味覚障害が出てきました。味がわからなくなるので、比較的刺激があるものが食べたくなってきます。また、口内炎ができやすくなり、食べてみないとわからないのですが、食べ物によっては下痢をしてしまうこともあります。
胃を摘出しているので、食べる量は以前の3分の1程度、お寿司でいうと4貫くらいに減りました。体重は20kg落ちましたね。食べられないことが一番つらいのですが、逆に食べることに執念を燃やすようになります。
現在、体調のほうは?
抗がん剤の副作用によって日々の体調はまったく異なるのですが、現在は比較的落ち着いています。髪は薄くなったものの、再度生えてきていますし、少しでも食べると体調は安定するので、1日5、6食、食べられるときに食べるようにしています。
どのような保険に加入されていましたか?
入院日額5,000円のがん保険に加入していました。診断給付金と通院給付金の特約はつけていませんでしたが、手術給付金は50万円給付されました。実際の手術にかかった費用は15万円くらいでしたので、貯蓄もできました。また、「抗がん剤特約」をつけていたので、毎月50,000円給付されています。月々の保険料は5,000円くらいですから、治療費に関する苦労はないですね。がんと告知されて経済的にとても心配でしたが、保険が心の支えになりました。

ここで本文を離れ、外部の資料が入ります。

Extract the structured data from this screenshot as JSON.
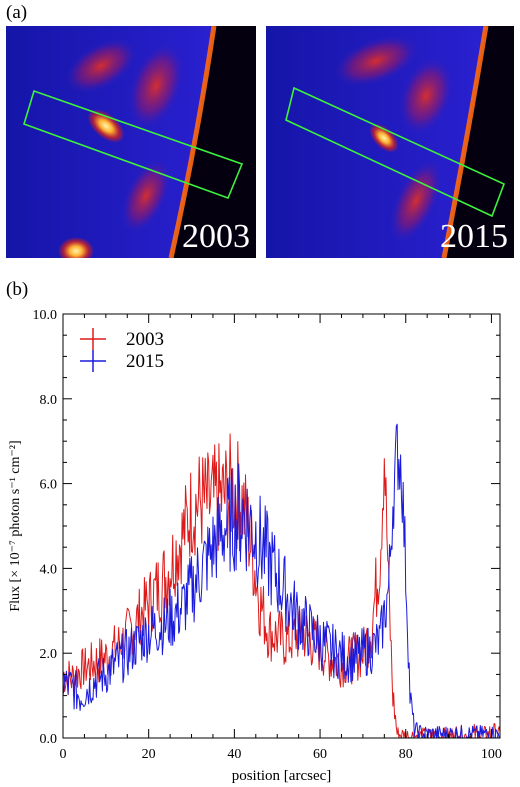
{
  "panel_a": {
    "label": "(a)",
    "images": [
      {
        "year": "2003"
      },
      {
        "year": "2015"
      }
    ],
    "colors": {
      "background": "#050010",
      "map_low": "#1a1ad0",
      "map_mid": "#e02020",
      "map_high": "#fff3a0",
      "box": "#3cf23c"
    }
  },
  "chart_data": {
    "type": "line",
    "panel_label": "(b)",
    "xlabel": "position [arcsec]",
    "ylabel": "Flux [× 10⁻⁷ photon s⁻¹ cm⁻²]",
    "xlim": [
      0,
      102
    ],
    "ylim": [
      0,
      10
    ],
    "x_ticks": [
      0,
      20,
      40,
      60,
      80,
      100
    ],
    "y_ticks": [
      0,
      2,
      4,
      6,
      8,
      10
    ],
    "x_tick_labels": [
      "0",
      "20",
      "40",
      "60",
      "80",
      "100"
    ],
    "y_tick_labels": [
      "0.0",
      "2.0",
      "4.0",
      "6.0",
      "8.0",
      "10.0"
    ],
    "legend": "top-left",
    "grid": false,
    "series": [
      {
        "name": "2003",
        "color": "#dd1a1a",
        "x": [
          0,
          2,
          4,
          6,
          8,
          10,
          12,
          14,
          16,
          18,
          20,
          22,
          24,
          26,
          28,
          30,
          32,
          34,
          36,
          38,
          40,
          42,
          44,
          46,
          48,
          50,
          52,
          54,
          56,
          58,
          60,
          62,
          64,
          66,
          68,
          70,
          72,
          74,
          75,
          76,
          77,
          78,
          80,
          82,
          84,
          86,
          88,
          90,
          92,
          94,
          96,
          98,
          100,
          102
        ],
        "y": [
          1.5,
          1.4,
          1.6,
          1.7,
          1.8,
          1.9,
          2.1,
          2.3,
          2.6,
          2.9,
          3.2,
          3.5,
          3.8,
          4.3,
          4.8,
          5.4,
          5.6,
          5.5,
          5.6,
          5.7,
          5.9,
          5.5,
          4.5,
          3.2,
          2.5,
          2.4,
          2.3,
          2.4,
          2.5,
          2.3,
          2.1,
          1.9,
          1.8,
          1.8,
          1.9,
          2.0,
          2.6,
          4.3,
          6.8,
          3.5,
          1.0,
          0.1,
          0.05,
          0.05,
          0.05,
          0.05,
          0.05,
          0.05,
          0.05,
          0.05,
          0.05,
          0.05,
          0.05,
          0.05
        ],
        "noise": [
          0.5,
          0.5,
          0.5,
          0.5,
          0.6,
          0.6,
          0.6,
          0.6,
          0.7,
          0.7,
          0.8,
          0.9,
          1.0,
          1.0,
          1.1,
          1.2,
          1.3,
          1.3,
          1.4,
          1.4,
          1.4,
          1.3,
          1.1,
          0.9,
          0.7,
          0.7,
          0.7,
          0.7,
          0.7,
          0.7,
          0.6,
          0.6,
          0.6,
          0.6,
          0.6,
          0.6,
          0.8,
          1.0,
          1.2,
          0.8,
          0.5,
          0.2,
          0.2,
          0.2,
          0.2,
          0.2,
          0.2,
          0.2,
          0.3,
          0.2,
          0.3,
          0.2,
          0.4,
          0.2
        ]
      },
      {
        "name": "2015",
        "color": "#1a1add",
        "x": [
          0,
          2,
          4,
          6,
          8,
          10,
          12,
          14,
          16,
          18,
          20,
          22,
          24,
          26,
          28,
          30,
          32,
          34,
          36,
          38,
          40,
          42,
          44,
          46,
          48,
          50,
          52,
          54,
          56,
          58,
          60,
          62,
          64,
          66,
          68,
          70,
          72,
          74,
          76,
          77,
          78,
          79,
          80,
          81,
          82,
          84,
          86,
          88,
          90,
          92,
          94,
          96,
          98,
          100,
          102
        ],
        "y": [
          1.3,
          1.2,
          1.0,
          1.2,
          1.4,
          1.5,
          1.7,
          1.9,
          2.1,
          2.3,
          2.5,
          2.6,
          2.7,
          2.9,
          3.1,
          3.5,
          3.9,
          4.3,
          4.7,
          5.0,
          5.2,
          5.3,
          5.0,
          4.6,
          4.2,
          3.8,
          3.4,
          3.0,
          2.7,
          2.5,
          2.3,
          2.1,
          2.0,
          1.9,
          1.9,
          2.0,
          2.1,
          2.3,
          3.5,
          5.6,
          6.8,
          6.4,
          4.0,
          1.0,
          0.2,
          0.1,
          0.1,
          0.1,
          0.1,
          0.1,
          0.1,
          0.1,
          0.1,
          0.1,
          0.1
        ],
        "noise": [
          0.5,
          0.5,
          0.5,
          0.5,
          0.5,
          0.5,
          0.6,
          0.6,
          0.6,
          0.6,
          0.7,
          0.7,
          0.7,
          0.8,
          0.8,
          0.9,
          1.0,
          1.0,
          1.1,
          1.2,
          1.3,
          1.4,
          1.3,
          1.2,
          1.1,
          1.0,
          0.9,
          0.8,
          0.8,
          0.7,
          0.7,
          0.7,
          0.6,
          0.6,
          0.6,
          0.6,
          0.6,
          0.6,
          0.8,
          0.9,
          1.0,
          1.0,
          0.8,
          0.4,
          0.2,
          0.2,
          0.2,
          0.2,
          0.2,
          0.2,
          0.2,
          0.2,
          0.2,
          0.2,
          0.2
        ]
      }
    ]
  }
}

保険は、いざ自分が保険金や給付金をもらう立場にならないと、本当の重要性は気付けないと思います。最近はさまざまな商品があるようですし、心配な方は加入や見直しの検討をおすすめします。
今の心境を教えてください。
私は手術と抗がん剤治療をしていますが、中には手術も抗がん剤治療もできず、痛みを和らげることに特化した「緩和ケア病棟」に入院される方もいます。最終的に、がんが進行した場合は緩和ケア病棟に行くことになるかと思うと、いろいろ考えてしまいますね。自分が不安定になると、家族がより不安になってしまうので、気持ちを抑え、気を強く持つように心掛けています。

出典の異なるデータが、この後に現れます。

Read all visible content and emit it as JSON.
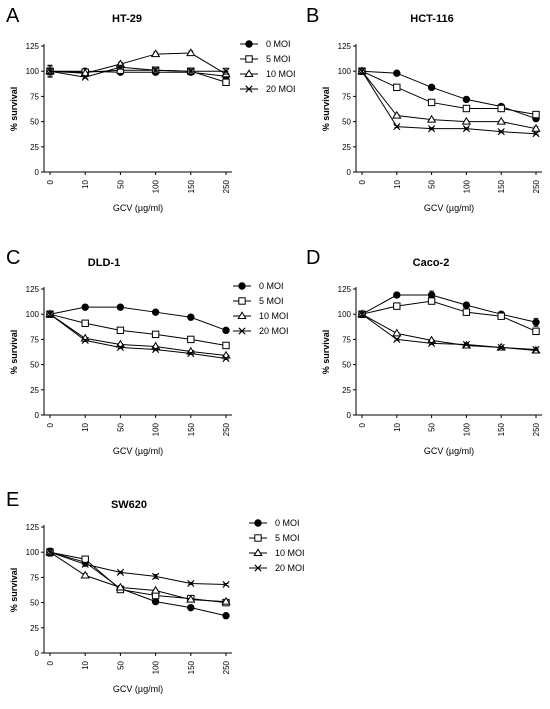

がんと告知を受けたときは特にそうでしたが、「覚悟を決めなくてはいけない」という気持ちが強くあります。また、こうして治療を受けていると、同じように余命宣告を受けた方で宣告された期間より長く生きている方にもお会いします。そういった方を見ていると、皆さんやはり食事をすることで体力を維持しているように思います。私もできるだけ食べて、家族のためにも死ぬまで元気な顔をしていたいですね。